Here are some of the top robo-advisor services available on the market today, including the basics of operation and their fees:
- Vanguard Personal Advisor Services: Vanguard’s Robo-advisor model is the largest in terms of investor assets, which indicates its model may be the most appealing to the investor community. While much of the service is automated as the first Robo-advisors launched a decade ago, Vanguard adds a human element by adding a personal advisor to the mix. For a minimum account balance of $50,000 and an additional fee of 0.30 percent, investors get the automation of Robo-advisors plus a human advisor to contact with questions above and beyond the capacity of a non-human “advisor.”
- Schwab Intelligent Portfolios: Perhaps the best known Robo-advisor service, Schwab Intelligent Portfolios’ management service is built on three key components: The first is initiated by the client investor’s completion of a questionnaire that assesses the investor’s risk tolerance and their investment time horizon. The second is the construction of a portfolio of ETFs by Schwab. The third component is daily monitoring and rebalancing when necessary. There are a $5,000 initial investment minimum and $0 fees. However, ETFs do have underlying expense ratios. Therefore the cost to the investor is limited to the ETF expenses.
- Betterment: Being third in assets under management for a robo-advisor service is an amazing feat for a company without the name recognition of a Vanguard or Schwab. A pioneer in the robo-advisor industry, Betterment offers a service that can be considered a blend of Vanguard and Schwab. Betterment charges 0.25 percent but has no minimum initial investment amount. If investors prefer access to a human advisor in addition to the automated service, investors can do so with Betterment Plus and Betterment Premium. The Plus service charges 0.40 percent per year and investors get unlimited emails and one personal call per year. For 0.50 percent, investors can get the Premium service for unlimited emails and unlimited calls per year.

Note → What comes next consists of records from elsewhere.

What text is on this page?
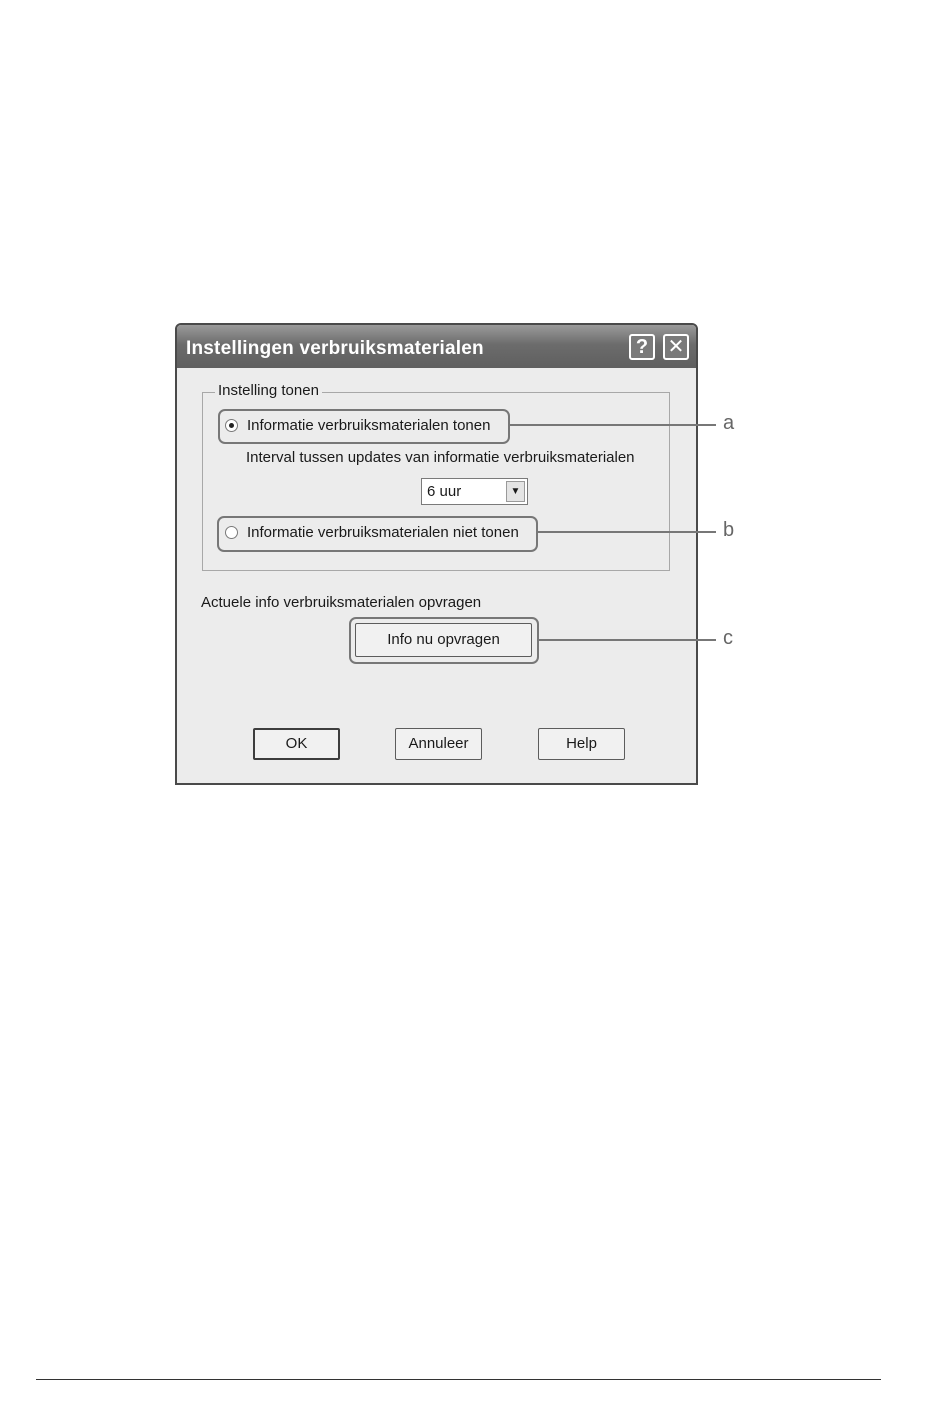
Instellingen verbruiksmaterialen	? ✕
Instelling tonen
Informatie verbruiksmaterialen tonen
Interval tussen updates van informatie verbruiksmaterialen
6 uur	▼
Informatie verbruiksmaterialen niet tonen
Actuele info verbruiksmaterialen opvragen
Info nu opvragen
OK	Annuleer	Help
a
b
c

The question of whether or not investors need robo-advisors is a highly subjective one. It’s not much different than asking if you can do it yourself or hire a human advisor. If you are able to adhere to the simple rules of asset allocation, use index funds, automate finances where possible, use only term insurance, keep debt under control, and you won’t cross over $2 million in assets any time soon, you can certainly manage your own finances.
Investors that are capable of finding low-cost funds, diversifying assets, and avoiding errors made by human emotion can do well to invest on their own without the help of an advisor — human or not. But if an investor wants to completely remove themselves from the management of their investments, a robo advisor may be worth considering.